General Cathcart, I have to direct this to you first. I hear your comments comparing your role as the JAG to the role of the Department of Justice, and your own views with respect to the Charter of Rights. I have to put to you the comments made in a affidavit to the Federal Court by Edgar Schmidt, who is a senior Department of Justice lawyer. He states in his affidavit that his instructions, personally given to him as a standard to be employed under statutory examinations of legislation, were essentially this:
...if any argument could reasonably be advanced in favour of the consistency of a provision of a bill or regulation with the Bill of Rights or the Canadian Charter of Rights and Freedoms, (the “Charter”), that was to be the end of my inquiry as it concerned the statutory examination. It was expressly made clear to me that the review was not to concern itself with whether a provision was more likely than not inconsistent with the Bill of Rights or the Charter or even whether a provision was almost certainly inconsistent with the Bill of Rights or the Charter—it was only when it was utterly certain that a provision was inconsistent with the Bill of Rights or the Charter because no reasonable argument existed in its favour that the Department considered any issue arose under the statutory examination provisions.
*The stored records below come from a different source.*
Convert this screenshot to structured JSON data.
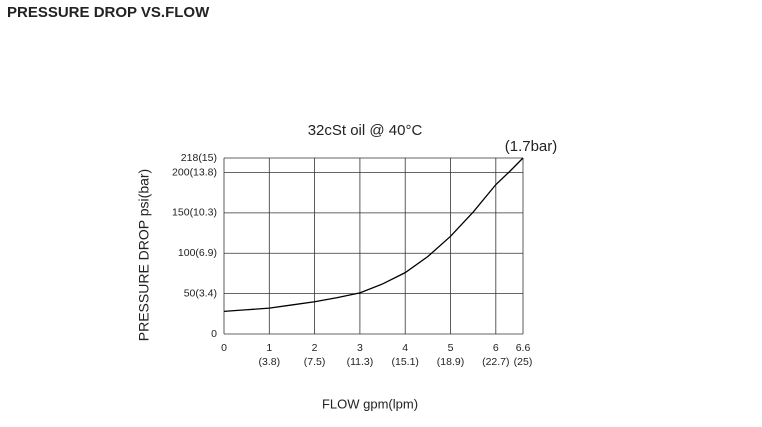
{
  "heading": "PRESSURE DROP VS.FLOW",
  "chart_data": {
    "type": "line",
    "title": "32cSt oil @ 40°C",
    "annotation": "(1.7bar)",
    "xlabel": "FLOW   gpm(lpm)",
    "ylabel": "PRESSURE DROP  psi(bar)",
    "x": [
      0,
      0.5,
      1,
      1.5,
      2,
      2.5,
      3,
      3.5,
      4,
      4.5,
      5,
      5.5,
      6,
      6.3,
      6.6
    ],
    "series": [
      {
        "color": "#000000",
        "values": [
          28,
          30,
          32,
          36,
          40,
          45,
          51,
          62,
          76,
          96,
          121,
          151,
          185,
          201,
          218
        ]
      }
    ],
    "xlim": [
      0,
      6.6
    ],
    "ylim": [
      0,
      218
    ],
    "xticks": [
      0,
      1,
      2,
      3,
      4,
      5,
      6,
      6.6
    ],
    "xticks_secondary": [
      null,
      "(3.8)",
      "(7.5)",
      "(11.3)",
      "(15.1)",
      "(18.9)",
      "(22.7)",
      "(25)"
    ],
    "yticks": [
      0,
      {
        "value": 50,
        "label": "50(3.4)"
      },
      {
        "value": 100,
        "label": "100(6.9)"
      },
      {
        "value": 150,
        "label": "150(10.3)"
      },
      {
        "value": 200,
        "label": "200(13.8)"
      },
      {
        "value": 218,
        "label": "218(15)"
      }
    ],
    "grid": true
  }
}
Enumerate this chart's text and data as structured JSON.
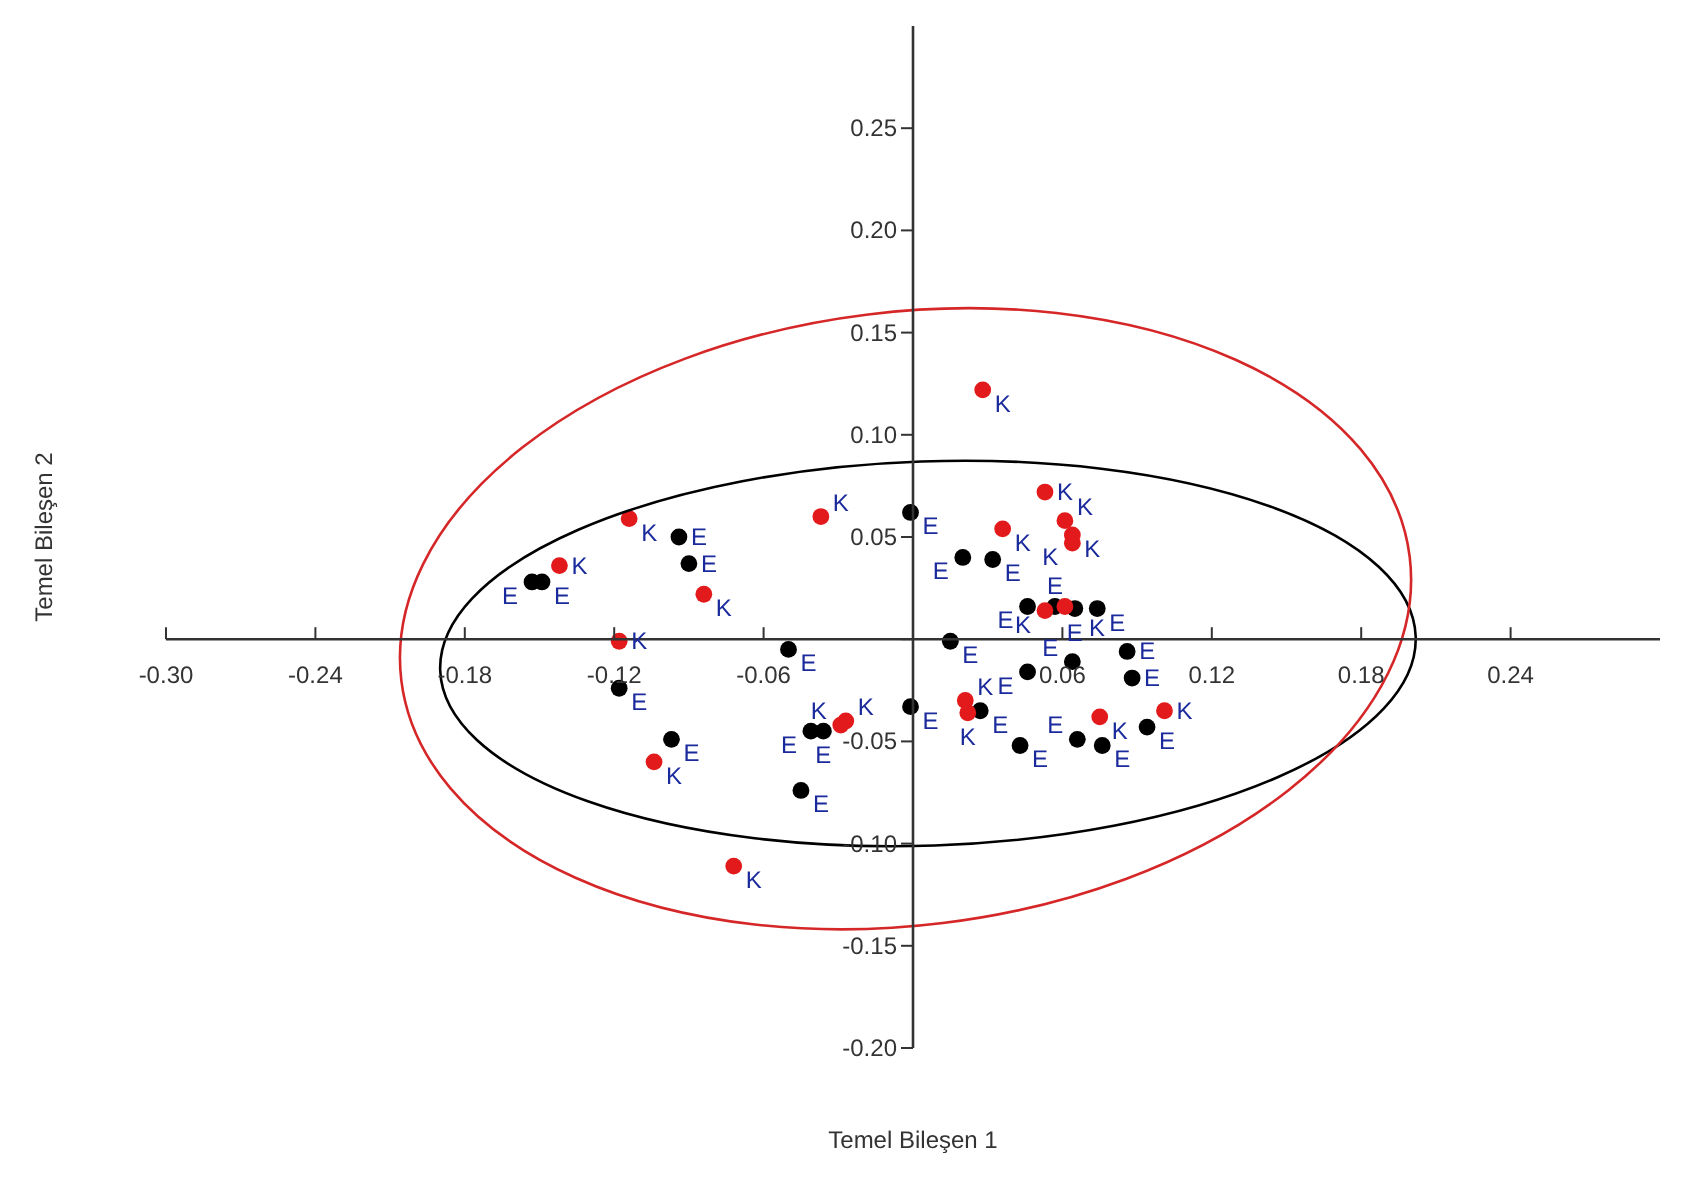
{
  "chart_data": {
    "type": "scatter",
    "xlabel": "Temel Bileşen 1",
    "ylabel": "Temel Bileşen 2",
    "xlim": [
      -0.3,
      0.3
    ],
    "ylim": [
      -0.2,
      0.3
    ],
    "xticks": [
      {
        "value": -0.3,
        "label": "-0.30"
      },
      -0.24,
      -0.18,
      -0.12,
      -0.06,
      {
        "value": 0,
        "label": null
      },
      0.06,
      0.12,
      0.18,
      0.24
    ],
    "yticks": [
      {
        "value": -0.2,
        "label": "-0.20"
      },
      -0.15,
      {
        "value": -0.1,
        "label": "-0.10"
      },
      -0.05,
      {
        "value": 0,
        "label": null
      },
      0.05,
      {
        "value": 0.1,
        "label": "0.10"
      },
      0.15,
      {
        "value": 0.2,
        "label": "0.20"
      },
      0.25
    ],
    "grid": false,
    "legend": false,
    "marker": "circle",
    "series": [
      {
        "name": "E",
        "color": "#000000",
        "x": [
          -0.001,
          0.02,
          0.032,
          -0.094,
          -0.09,
          -0.153,
          -0.149,
          -0.05,
          -0.118,
          -0.097,
          -0.045,
          -0.041,
          -0.036,
          -0.001,
          0.015,
          0.027,
          0.046,
          0.057,
          0.065,
          0.074,
          0.064,
          0.086,
          0.088,
          0.046,
          0.043,
          0.066,
          0.076,
          0.094
        ],
        "values": [
          0.062,
          0.04,
          0.039,
          0.05,
          0.037,
          0.028,
          0.028,
          -0.005,
          -0.024,
          -0.049,
          -0.074,
          -0.045,
          -0.045,
          -0.033,
          -0.001,
          -0.035,
          0.016,
          0.016,
          0.015,
          0.015,
          -0.011,
          -0.006,
          -0.019,
          -0.016,
          -0.052,
          -0.049,
          -0.052,
          -0.043
        ]
      },
      {
        "name": "K",
        "color": "#e31a1c",
        "x": [
          0.028,
          0.053,
          0.061,
          0.064,
          0.064,
          0.036,
          -0.037,
          -0.114,
          -0.142,
          -0.084,
          -0.118,
          -0.104,
          -0.072,
          -0.027,
          -0.029,
          0.021,
          0.022,
          0.075,
          0.101,
          0.053,
          0.061
        ],
        "values": [
          0.122,
          0.072,
          0.058,
          0.051,
          0.047,
          0.054,
          0.06,
          0.059,
          0.036,
          0.022,
          -0.001,
          -0.06,
          -0.111,
          -0.04,
          -0.042,
          -0.03,
          -0.036,
          -0.038,
          -0.035,
          0.014,
          0.016
        ]
      }
    ]
  }
}
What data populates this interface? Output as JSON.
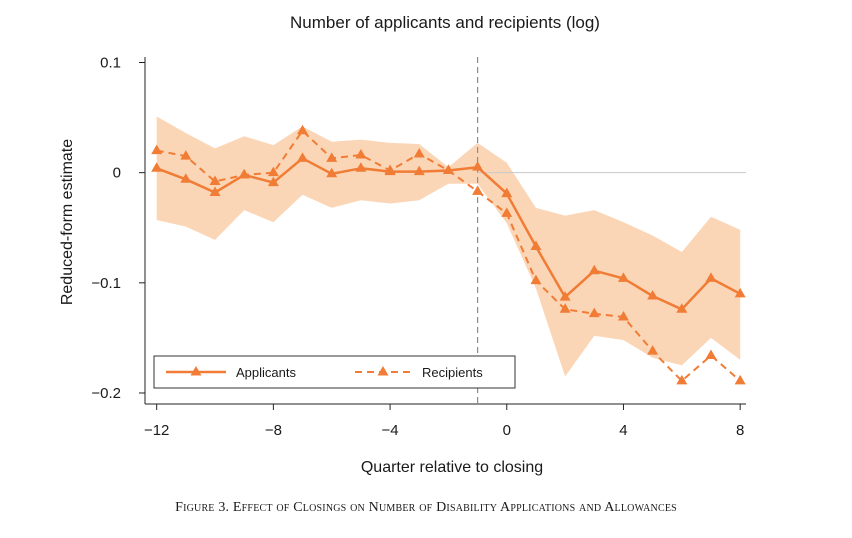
{
  "chart_data": {
    "type": "line",
    "title": "Number of applicants and recipients (log)",
    "xlabel": "Quarter relative to closing",
    "ylabel": "Reduced-form estimate",
    "xlim": [
      -12.4,
      8.2
    ],
    "ylim": [
      -0.21,
      0.105
    ],
    "xticks": [
      -12,
      -8,
      -4,
      0,
      4,
      8
    ],
    "xtick_labels": [
      "−12",
      "−8",
      "−4",
      "0",
      "4",
      "8"
    ],
    "yticks": [
      0.1,
      0,
      -0.1,
      -0.2
    ],
    "ytick_labels": [
      "0.1",
      "0",
      "−0.1",
      "−0.2"
    ],
    "reference_lines": {
      "vertical_x": -1,
      "horizontal_y": 0
    },
    "x": [
      -12,
      -11,
      -10,
      -9,
      -8,
      -7,
      -6,
      -5,
      -4,
      -3,
      -2,
      -1,
      0,
      1,
      2,
      3,
      4,
      5,
      6,
      7,
      8
    ],
    "series": [
      {
        "name": "Applicants",
        "style": "solid",
        "values": [
          0.004,
          -0.006,
          -0.018,
          -0.002,
          -0.009,
          0.013,
          -0.001,
          0.004,
          0.001,
          0.001,
          0.002,
          0.005,
          -0.019,
          -0.067,
          -0.113,
          -0.089,
          -0.096,
          -0.112,
          -0.124,
          -0.096,
          -0.11
        ],
        "ci_lower": [
          -0.043,
          -0.049,
          -0.061,
          -0.034,
          -0.045,
          -0.02,
          -0.032,
          -0.025,
          -0.028,
          -0.025,
          -0.01,
          -0.01,
          -0.046,
          -0.105,
          -0.185,
          -0.148,
          -0.152,
          -0.168,
          -0.175,
          -0.15,
          -0.17
        ],
        "ci_upper": [
          0.051,
          0.036,
          0.022,
          0.033,
          0.025,
          0.042,
          0.028,
          0.03,
          0.027,
          0.026,
          0.005,
          0.027,
          0.009,
          -0.032,
          -0.039,
          -0.034,
          -0.045,
          -0.057,
          -0.072,
          -0.04,
          -0.052
        ]
      },
      {
        "name": "Recipients",
        "style": "dashed",
        "values": [
          0.02,
          0.015,
          -0.008,
          -0.002,
          0.0,
          0.038,
          0.013,
          0.016,
          0.002,
          0.017,
          0.002,
          -0.017,
          -0.037,
          -0.098,
          -0.124,
          -0.128,
          -0.131,
          -0.162,
          -0.189,
          -0.166,
          -0.189
        ]
      }
    ],
    "colors": {
      "line": "#f07c35",
      "band": "#fbd6b6",
      "grid": "#c8c8c8",
      "refline": "#8c8c8c"
    },
    "legend": {
      "position": "bottom-left",
      "entries": [
        "Applicants",
        "Recipients"
      ]
    }
  },
  "caption": "Figure 3. Effect of Closings on Number of Disability Applications and Allowances"
}
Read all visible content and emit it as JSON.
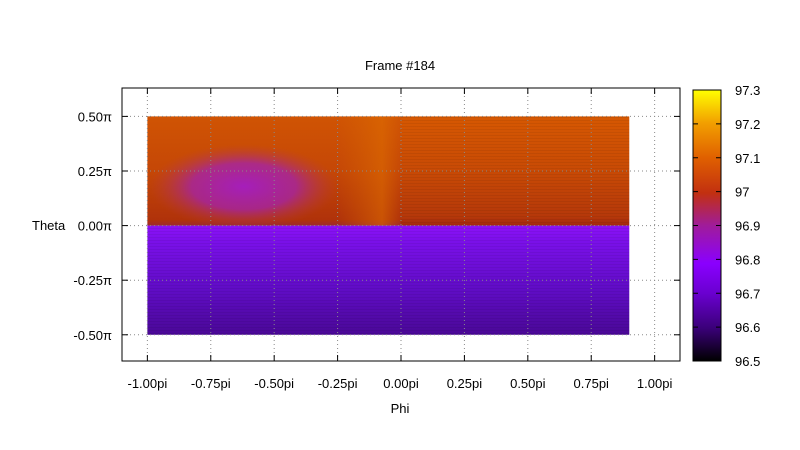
{
  "chart_data": {
    "type": "heatmap",
    "title": "Frame #184",
    "xlabel": "Phi",
    "ylabel": "Theta",
    "xlim": [
      -1.1,
      1.1
    ],
    "ylim": [
      -0.62,
      0.63
    ],
    "x_ticks": [
      {
        "value": -1.0,
        "label": "-1.00pi"
      },
      {
        "value": -0.75,
        "label": "-0.75pi"
      },
      {
        "value": -0.5,
        "label": "-0.50pi"
      },
      {
        "value": -0.25,
        "label": "-0.25pi"
      },
      {
        "value": 0.0,
        "label": "0.00pi"
      },
      {
        "value": 0.25,
        "label": "0.25pi"
      },
      {
        "value": 0.5,
        "label": "0.50pi"
      },
      {
        "value": 0.75,
        "label": "0.75pi"
      },
      {
        "value": 1.0,
        "label": "1.00pi"
      }
    ],
    "y_ticks": [
      {
        "value": 0.5,
        "label": "0.50π"
      },
      {
        "value": 0.25,
        "label": "0.25π"
      },
      {
        "value": 0.0,
        "label": "0.00π"
      },
      {
        "value": -0.25,
        "label": "-0.25π"
      },
      {
        "value": -0.5,
        "label": "-0.50π"
      }
    ],
    "grid": true,
    "data_extent": {
      "x": [
        -1.0,
        0.9
      ],
      "y": [
        -0.5,
        0.5
      ]
    },
    "regions": [
      {
        "region": "upper-left",
        "x": [
          -1.0,
          0.0
        ],
        "y": [
          0.0,
          0.5
        ],
        "value": 96.97
      },
      {
        "region": "upper-left-spot",
        "center": [
          -0.62,
          0.18
        ],
        "value": 96.82
      },
      {
        "region": "upper-right",
        "x": [
          0.0,
          0.9
        ],
        "y": [
          0.0,
          0.5
        ],
        "value": 96.98
      },
      {
        "region": "lower-top",
        "x": [
          -1.0,
          0.9
        ],
        "y": [
          -0.05,
          0.0
        ],
        "value": 96.75
      },
      {
        "region": "lower-bottom",
        "x": [
          -1.0,
          0.9
        ],
        "y": [
          -0.5,
          -0.45
        ],
        "value": 96.6
      }
    ],
    "colorbar": {
      "min": 96.5,
      "max": 97.3,
      "ticks": [
        {
          "value": 97.3,
          "label": "97.3"
        },
        {
          "value": 97.2,
          "label": "97.2"
        },
        {
          "value": 97.1,
          "label": "97.1"
        },
        {
          "value": 97.0,
          "label": "97"
        },
        {
          "value": 96.9,
          "label": "96.9"
        },
        {
          "value": 96.8,
          "label": "96.8"
        },
        {
          "value": 96.7,
          "label": "96.7"
        },
        {
          "value": 96.6,
          "label": "96.6"
        },
        {
          "value": 96.5,
          "label": "96.5"
        }
      ],
      "palette": "gnuplot-pm3d"
    }
  }
}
As a lawyer, sir, and you being a lawyer as well, I think I can say that most lawyers in Canada were probably shocked to hear that statement. I'd ask you to comment on that, in view of the approach that at least this individual says he was instructed to take in dealing with these provisions.
You mentioned that part of the review of this provision was a review by the Department of Justice. Did you get an opinion from them in accordance with their obligations with respect to some of these provisions? I know and you know that these have been challenged on the basis of the inconsistencies. That's not as a whole, but certain provisions could be inconsistent with an individual's right under the charter.